El asesino sintió que le arrebataba un torbellino de locura y furor. Era necesario que recobrara su galera y que además lo quemara a fuego lento al maldito mono. Sí, se apoderaría de él y lo torturaría toda la noche. A su vez, el mono, con la galera arrastrando por el suelo, echó a correr delante de él. Con la cola tiesa como la de un gato, avanzaba ahora a lo largo de un pequeño muro. El asesino, poseído de la misma fatiga que experimenta un durmiente en el transcurso de una pesadilla, trepó a la pared; el mono avanzaba rápidamente y él despacio. Cruzaron una verja de lanzas; el mono, trepándola ágilmente, Fligtebaud desgarrándose el pantalón y el corazón batiéndole como un tambor dentro del pecho. Algunas joyas cayeron de su bolsillo. Cruzaron frente a una mansarda iluminada; había un hombre de espaldas a la ventana; no les vio pasar. Fligtebaud sudaba como si fuera verano, y sin embargo hacía frío. Aquella era una persecución fantástica y dolorosa. De la noche, el asesino no veía nada más que un vacío profundo y estrellado, y en el confín, tan próximo y tan distante, el mono solapado, cuyos ojos le miraban de través.
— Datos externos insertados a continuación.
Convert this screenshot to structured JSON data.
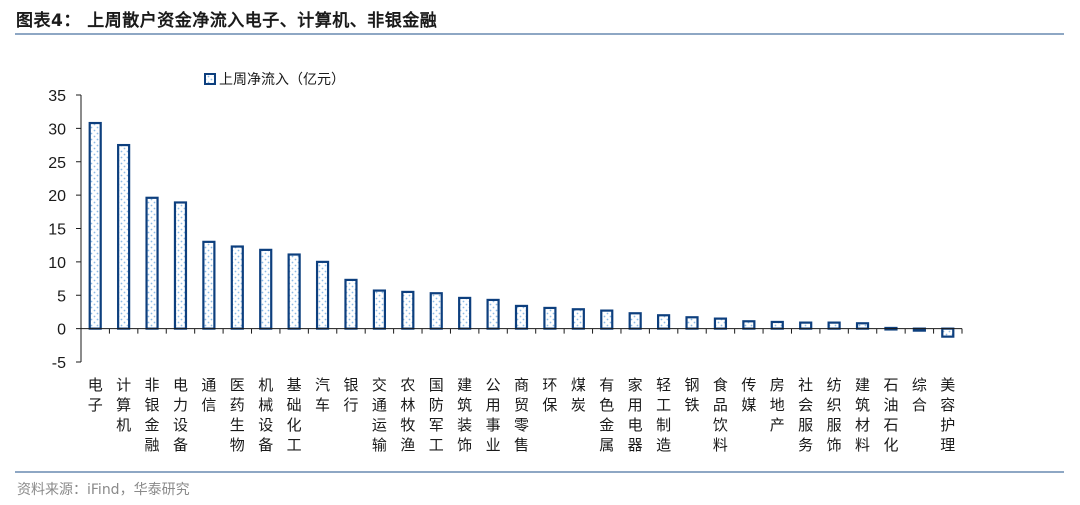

Y pasaban junto a patios profundos, a lo largo de muros altísimos. El hombre no experimentaba el más mínimo vértigo. Hubiera podido correr a lo largo de una cornisa, porque ya accionaba como un sonámbulo. Se diría que la maldita bestezuela le había hipnotizado, porque involuntariamente él repetía sus movimientos, apresurándolos o retardándolos, según el ritmo con que el mono avanzaba por las alturas.
De pronto el animalito se detuvo. Rascándose la cabeza y mirando las estrellas, parecía reflexionar; dejó la galera en el suelo, miró hacia el asesino, y repentinamente, como si tuviera miedo, abandonó definitivamente el sombrero, y a grandes saltos desapareció en las tinieblas.
Fligtebaud ansiosamente entró en la sombra profunda que proyectaba un rascacielo. En aquel triángulo de azotea estaba su galera, y frenéticamente se lanzó a ella. Un crujido estalló a sus pies, y diez puntas de cristales rotos le desgarraron los muslos, y por el agujero que su cuerpo abrió en una claraboya de vidrio se desplomó en el vacío. Un reguero de luces volteó en sus ojos. Cuarenta metros más abajo se aplastó en el mosaico de un patio. Y ya no se movió más.
La galera, desprendida de sus manos rotas, rodó hasta un muro.
Al día siguiente, en los periódicos que narraban la muerte del asesino, podía leerse:
"Se busca al cómplice que después del robo mató a Fligtebaud, pues se ha encontrado su galera arañada y mordida. La particularidad de este doble homicidio preocupa a los investigadores.”
Pero el cómplice no pudo ser hallado jamás.